Seattle – First Level
- Mike Cameron spent the 2000-2003 seasons with the Mariners, averaging 152 games a season, hitting 87 home runs, stealing 106 bases, and posting a .256 batting average. He left via free agency, and no compensation was received.
- Brett Tomko spent the 2000 and 2001 seasons with the Mariners, posting a 10-6 record overall in 43 appearances (12 starts) and a 4.82 ERA. He was traded in the 2001 offseason, along with C Tom Lampkin and IF Ramon Vazquez to the Padres for C Ben Davis, IF Alex Arias, and P Wascar Serrano.
- Antonio Perez never played in the Majors for the Mariners, and was traded to the Devil Rays in part of the compensation that the Mariners received for signing manager Lou Piniella. The Mariners received OF Randy Winn as well.
- Jake Meyer never made it to the Majors, not with the Mariners or with anyone else. He was traded to the White Sox in 2002 as a part of a trade involving another minor leaguer.
Seattle – Second Level
- C Ben Davis was included in the trade of SP Freddy Garcia to the White Sox. This trade netted the Mariners C Miguel Olivo, IF Mike Morse, and OF Jeremy Reed. Reed, it was thought, would be able to play CF for the Mariners and help to bring some offense to the lineup as well.

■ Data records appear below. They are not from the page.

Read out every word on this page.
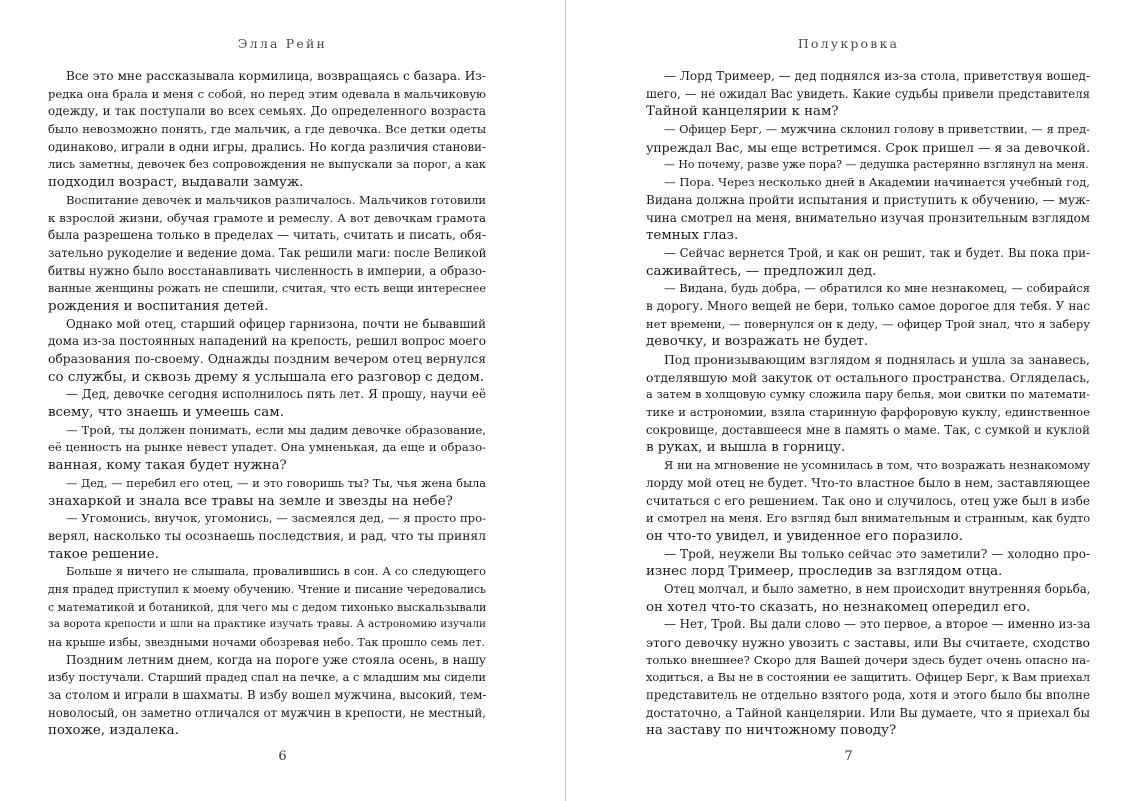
Элла Рейн
Все это мне рассказывала кормилица, возвращаясь с базара. Из-
редка она брала и меня с собой, но перед этим одевала в мальчиковую
одежду, и так поступали во всех семьях. До определенного возраста
было невозможно понять, где мальчик, а где девочка. Все детки одеты
одинаково, играли в одни игры, дрались. Но когда различия станови-
лись заметны, девочек без сопровождения не выпускали за порог, а как
подходил возраст, выдавали замуж.
Воспитание девочек и мальчиков различалось. Мальчиков готовили
к взрослой жизни, обучая грамоте и ремеслу. А вот девочкам грамота
была разрешена только в пределах — читать, считать и писать, обя-
зательно рукоделие и ведение дома. Так решили маги: после Великой
битвы нужно было восстанавливать численность в империи, а образо-
ванные женщины рожать не спешили, считая, что есть вещи интереснее
рождения и воспитания детей.
Однако мой отец, старший офицер гарнизона, почти не бывавший
дома из-за постоянных нападений на крепость, решил вопрос моего
образования по-своему. Однажды поздним вечером отец вернулся
со службы, и сквозь дрему я услышала его разговор с дедом.
— Дед, девочке сегодня исполнилось пять лет. Я прошу, научи её
всему, что знаешь и умеешь сам.
— Трой, ты должен понимать, если мы дадим девочке образование,
её ценность на рынке невест упадет. Она умненькая, да еще и образо-
ванная, кому такая будет нужна?
— Дед, — перебил его отец, — и это говоришь ты? Ты, чья жена была
знахаркой и знала все травы на земле и звезды на небе?
— Угомонись, внучок, угомонись, — засмеялся дед, — я просто про-
верял, насколько ты осознаешь последствия, и рад, что ты принял
такое решение.
Больше я ничего не слышала, провалившись в сон. А со следующего
дня прадед приступил к моему обучению. Чтение и писание чередовались
с математикой и ботаникой, для чего мы с дедом тихонько выскальзывали
за ворота крепости и шли на практике изучать травы. А астрономию изучали
на крыше избы, звездными ночами обозревая небо. Так прошло семь лет.
Поздним летним днем, когда на пороге уже стояла осень, в нашу
избу постучали. Старший прадед спал на печке, а с младшим мы сидели
за столом и играли в шахматы. В избу вошел мужчина, высокий, тем-
новолосый, он заметно отличался от мужчин в крепости, не местный,
похоже, издалека.
6
Полукровка
— Лорд Тримеер, — дед поднялся из-за стола, приветствуя вошед-
шего, — не ожидал Вас увидеть. Какие судьбы привели представителя
Тайной канцелярии к нам?
— Офицер Берг, — мужчина склонил голову в приветствии, — я пред-
упреждал Вас, мы еще встретимся. Срок пришел — я за девочкой.
— Но почему, разве уже пора? — дедушка растерянно взглянул на меня.
— Пора. Через несколько дней в Академии начинается учебный год,
Видана должна пройти испытания и приступить к обучению, — муж-
чина смотрел на меня, внимательно изучая пронзительным взглядом
темных глаз.
— Сейчас вернется Трой, и как он решит, так и будет. Вы пока при-
саживайтесь, — предложил дед.
— Видана, будь добра, — обратился ко мне незнакомец, — собирайся
в дорогу. Много вещей не бери, только самое дорогое для тебя. У нас
нет времени, — повернулся он к деду, — офицер Трой знал, что я заберу
девочку, и возражать не будет.
Под пронизывающим взглядом я поднялась и ушла за занавесь,
отделявшую мой закуток от остального пространства. Огляделась,
а затем в холщовую сумку сложила пару белья, мои свитки по математи-
тике и астрономии, взяла старинную фарфоровую куклу, единственное
сокровище, доставшееся мне в память о маме. Так, с сумкой и куклой
в руках, и вышла в горницу.
Я ни на мгновение не усомнилась в том, что возражать незнакомому
лорду мой отец не будет. Что-то властное было в нем, заставляющее
считаться с его решением. Так оно и случилось, отец уже был в избе
и смотрел на меня. Его взгляд был внимательным и странным, как будто
он что-то увидел, и увиденное его поразило.
— Трой, неужели Вы только сейчас это заметили? — холодно про-
изнес лорд Тримеер, проследив за взглядом отца.
Отец молчал, и было заметно, в нем происходит внутренняя борьба,
он хотел что-то сказать, но незнакомец опередил его.
— Нет, Трой. Вы дали слово — это первое, а второе — именно из-за
этого девочку нужно увозить с заставы, или Вы считаете, сходство
только внешнее? Скоро для Вашей дочери здесь будет очень опасно на-
ходиться, а Вы не в состоянии ее защитить. Офицер Берг, к Вам приехал
представитель не отдельно взятого рода, хотя и этого было бы вполне
достаточно, а Тайной канцелярии. Или Вы думаете, что я приехал бы
на заставу по ничтожному поводу?
7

- P Wascar Serrano and IF Alex Arias had essentially no impact on the Mariners, as neither played in a game for the team. Arias was released, and Serrano did not pitch.
- OF Randy Winn played for the Mariners for the 2003-2005 seasons, being traded to the Giants at the trading deadline for P Jesse Foppert and C Yorvit Torrealba. Foppert played in AAA for the Mariners, never pitching in the Majors before being released. Torrealba spent the remainder of the 2005 season with the Mariners before being traded to the Rockies for a minor leaguer.
Seattle – Third Level
- Miguel Olivo was traded to San Diego for a pair of minor leaguers (Nathaniel Mateo and Miguel Ojeda), neither of whom pitched in the Majors.
- Mike Morse was traded in 2009 to Washington for OF Ryan Langerhans, who played in 38 games for the Mariners, and is currently on the Major League roster.
- Jeremy Reed never really fulfilled the potential he was thought to possess, playing sporadically from 2004-2008 and posting a .255 batting average with 11 HR and 19 SB over the 4 seasons. He was traded after the 2008 season as a part of the 3 team trade with the Mets and the Indians. The Mariners sent RP J.J. Putz and Sean Green to the Mets, and IF Luis Valbuena to the Indians, and received back from Cleveland OF Franklin Gutierrez, and from New York received IF Mike Carp, OF Endy Chavez, RP Aaron Heilman and Jason Vargas, and prospects Maikel Cleto and Ezequiel Carrera.
- Gutierrez is a fixture in the Mariners outfield, and widely considered to be the top defensive center fielder in all of baseball right now.
- P Aaron Heilman was traded to the Chicago Cubs for SS Ronny Cedeno and P Garrett Olson without throwing a pitch for the team.
- During midseason 2009, the Mariners moved SS Ronny Cedeno as a part of the trade that brought SS Jack Wilson and SP Ian Snell to Seattle.
This is a trade that overall, I thought would be really good for the Reds at the time. Griffey had shown himself to be an elite outfielder, and well on his way to being the greatest player of all time. Injuries derailed that thought, and the Reds spent a lot of money and unfortunately did not get nearly the production and wins that they had hoped for.
For the Mariners, this trade has eventually worked itself out to some extent. Frankin Gutierrez, Ian Snell, and Jack Wilson are all major players on the current Mariners roster, and the team was able to make the playoffs in 2000 and 2001 with the contributions of the players acquired.
I think that overall, this is one of those trades that had the potential to be really a good one for both teams, and in the end they both got lackluster results overall.